Ministros afirmaram que Ayres Britto tratou determinadas questões de forma superficial e um deles classificou seu voto de "romântico". "Se algum ministro tachou o meu voto de superficial é porque o leu superficialmente", respondeu Britto.

E acrescentou que, ao contrário dessas avaliações, recebeu o apoio de juristas renomados. "Não é como pensam Paulo Brossard, Celso Antônio Bandeira de Mello, Dalmo Dallari, Weida Zancaner, Samuel Rodrigues Barbosa, Marcelo Leite, entre outros", afirmou.

Britto votou por manter a demarcação contínua da terra indígena, exatamente nos moldes determinados pelo governo, e defendeu a retirada imediata dos arrozeiros.

Logo depois do voto, o ministro Carlos Alberto Menezes Direito pediu vista do processo. Ainda não há data definida para a retomada do julgamento.

Porém, ao menos quatro ministros ouvidos pelo Estado revelaram que pretendem fazer ressalvas à demarcação. A preocupação principal é com a soberania nacional. Esses ministros dizem que podem propor a redução da área destinada à reserva para deixar livres para as Forças Armadas as faixas de fronteira do Brasil com a Venezuela e a Guiana. A demarcação permaneceria da forma contínua.
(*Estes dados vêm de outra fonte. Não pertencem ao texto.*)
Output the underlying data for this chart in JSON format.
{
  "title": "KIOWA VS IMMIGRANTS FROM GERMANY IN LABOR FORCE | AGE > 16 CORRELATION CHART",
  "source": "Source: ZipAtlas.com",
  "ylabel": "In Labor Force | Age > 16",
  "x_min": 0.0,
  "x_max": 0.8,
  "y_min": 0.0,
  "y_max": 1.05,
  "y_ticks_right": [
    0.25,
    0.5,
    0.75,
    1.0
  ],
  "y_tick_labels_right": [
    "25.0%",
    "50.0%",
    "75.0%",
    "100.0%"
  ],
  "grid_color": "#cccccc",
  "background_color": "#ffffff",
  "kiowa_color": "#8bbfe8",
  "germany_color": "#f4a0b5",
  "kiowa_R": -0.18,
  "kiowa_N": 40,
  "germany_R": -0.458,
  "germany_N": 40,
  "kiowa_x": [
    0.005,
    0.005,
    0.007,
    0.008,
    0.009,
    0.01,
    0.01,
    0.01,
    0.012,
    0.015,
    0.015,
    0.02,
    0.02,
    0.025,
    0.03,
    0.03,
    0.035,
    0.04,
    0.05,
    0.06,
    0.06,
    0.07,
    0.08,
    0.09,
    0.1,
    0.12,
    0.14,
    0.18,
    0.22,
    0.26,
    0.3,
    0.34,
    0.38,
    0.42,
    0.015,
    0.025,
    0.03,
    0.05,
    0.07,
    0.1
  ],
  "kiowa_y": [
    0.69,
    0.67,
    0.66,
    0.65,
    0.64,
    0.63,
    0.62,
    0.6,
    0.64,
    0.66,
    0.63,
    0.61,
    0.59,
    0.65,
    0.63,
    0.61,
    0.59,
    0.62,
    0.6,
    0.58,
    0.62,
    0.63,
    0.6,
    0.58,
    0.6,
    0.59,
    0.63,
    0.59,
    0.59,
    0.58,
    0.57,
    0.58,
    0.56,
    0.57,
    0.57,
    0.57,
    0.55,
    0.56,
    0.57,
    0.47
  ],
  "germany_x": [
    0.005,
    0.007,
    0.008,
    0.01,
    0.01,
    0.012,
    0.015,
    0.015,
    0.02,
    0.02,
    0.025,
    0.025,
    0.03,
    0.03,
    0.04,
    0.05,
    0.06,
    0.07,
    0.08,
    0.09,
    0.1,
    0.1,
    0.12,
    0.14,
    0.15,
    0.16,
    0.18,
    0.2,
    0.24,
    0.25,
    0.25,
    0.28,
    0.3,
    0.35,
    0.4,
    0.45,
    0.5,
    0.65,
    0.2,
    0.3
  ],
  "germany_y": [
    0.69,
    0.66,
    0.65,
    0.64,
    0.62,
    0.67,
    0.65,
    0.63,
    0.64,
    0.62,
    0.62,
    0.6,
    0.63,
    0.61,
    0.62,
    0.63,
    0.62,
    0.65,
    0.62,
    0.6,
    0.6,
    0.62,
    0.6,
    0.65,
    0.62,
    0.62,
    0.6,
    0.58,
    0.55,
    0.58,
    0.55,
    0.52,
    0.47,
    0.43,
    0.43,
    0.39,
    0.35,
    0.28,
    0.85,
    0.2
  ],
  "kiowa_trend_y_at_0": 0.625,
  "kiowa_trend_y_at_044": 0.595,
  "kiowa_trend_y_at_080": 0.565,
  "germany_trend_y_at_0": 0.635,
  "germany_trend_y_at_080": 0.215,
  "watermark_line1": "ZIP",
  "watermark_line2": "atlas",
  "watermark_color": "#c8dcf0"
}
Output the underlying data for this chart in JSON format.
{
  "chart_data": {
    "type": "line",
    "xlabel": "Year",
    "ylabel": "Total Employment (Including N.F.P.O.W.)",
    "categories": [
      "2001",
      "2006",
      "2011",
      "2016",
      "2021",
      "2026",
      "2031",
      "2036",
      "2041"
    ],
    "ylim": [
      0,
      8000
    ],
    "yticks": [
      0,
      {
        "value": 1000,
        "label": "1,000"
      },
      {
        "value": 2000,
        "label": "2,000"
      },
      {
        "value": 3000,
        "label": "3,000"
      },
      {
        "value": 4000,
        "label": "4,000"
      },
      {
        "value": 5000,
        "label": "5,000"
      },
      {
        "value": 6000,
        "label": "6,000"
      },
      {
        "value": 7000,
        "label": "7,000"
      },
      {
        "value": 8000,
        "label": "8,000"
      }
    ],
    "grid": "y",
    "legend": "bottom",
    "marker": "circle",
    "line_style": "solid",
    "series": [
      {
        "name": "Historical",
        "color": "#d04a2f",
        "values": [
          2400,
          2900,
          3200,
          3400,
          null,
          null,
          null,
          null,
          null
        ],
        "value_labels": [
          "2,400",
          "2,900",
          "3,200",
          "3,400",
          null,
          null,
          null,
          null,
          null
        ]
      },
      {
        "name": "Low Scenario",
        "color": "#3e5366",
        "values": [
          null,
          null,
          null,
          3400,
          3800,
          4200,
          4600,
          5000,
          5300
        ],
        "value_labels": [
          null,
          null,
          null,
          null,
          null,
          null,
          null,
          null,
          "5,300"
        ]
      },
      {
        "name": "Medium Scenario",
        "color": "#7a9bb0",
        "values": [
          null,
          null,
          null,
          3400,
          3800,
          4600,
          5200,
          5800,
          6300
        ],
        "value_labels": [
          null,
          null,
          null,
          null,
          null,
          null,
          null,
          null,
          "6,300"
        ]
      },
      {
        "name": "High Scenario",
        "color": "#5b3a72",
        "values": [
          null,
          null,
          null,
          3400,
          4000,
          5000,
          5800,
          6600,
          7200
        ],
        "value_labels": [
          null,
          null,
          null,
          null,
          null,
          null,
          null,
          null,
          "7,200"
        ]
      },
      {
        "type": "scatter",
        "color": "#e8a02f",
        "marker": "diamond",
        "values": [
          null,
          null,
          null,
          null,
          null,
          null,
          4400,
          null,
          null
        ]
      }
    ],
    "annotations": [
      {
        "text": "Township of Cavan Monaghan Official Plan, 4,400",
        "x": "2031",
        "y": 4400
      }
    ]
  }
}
Um dos ministros chegou a propor que esse recuo seja de 150 km, como previsto no Artigo 20 da Constituição.

Eles argumentam que a reserva na fronteira com a Venezuela e a Guiana podem atrapalhar o trabalho das Forças Armadas e colocar em risco a segurança da região.

Além disso, reforçam o argumento, citando a Declaração dos Direitos dos Povos Indígenas, da Organização das Nações Unidas (ONU), assinada pela Brasil. Por esse documento, os índios podem decidir sua condição política, têm liberdade para estabelecer relações com povos do outro lado da fronteira e dispõem de autonomia para decidir assuntos internos.

Apesar desse receio, o ministro da Defesa, Nelson Jobim, já declarou que a presença de índios na região não comprometeria o trabalho das Forças Armadas.

CONTRA-ATAQUE

Os detalhes da mobilização que a Confederação Nacional da Agricultura (CNA) organiza para contra-atacar o voto de Ayres Britto serão definidos em reunião marcada para o dia 16, na sede da entidade, em Brasília.

O presidente da Comissão Nacional de Assuntos Fundiários e Indígenas da CNA, Leôncio de Souza Brito Filho, adiantou que a entidade realizará ampla campanha de mídia para conscientizar o brasileiro sobre a "insegurança jurídica" que afeta o crescimento do setor produtivo.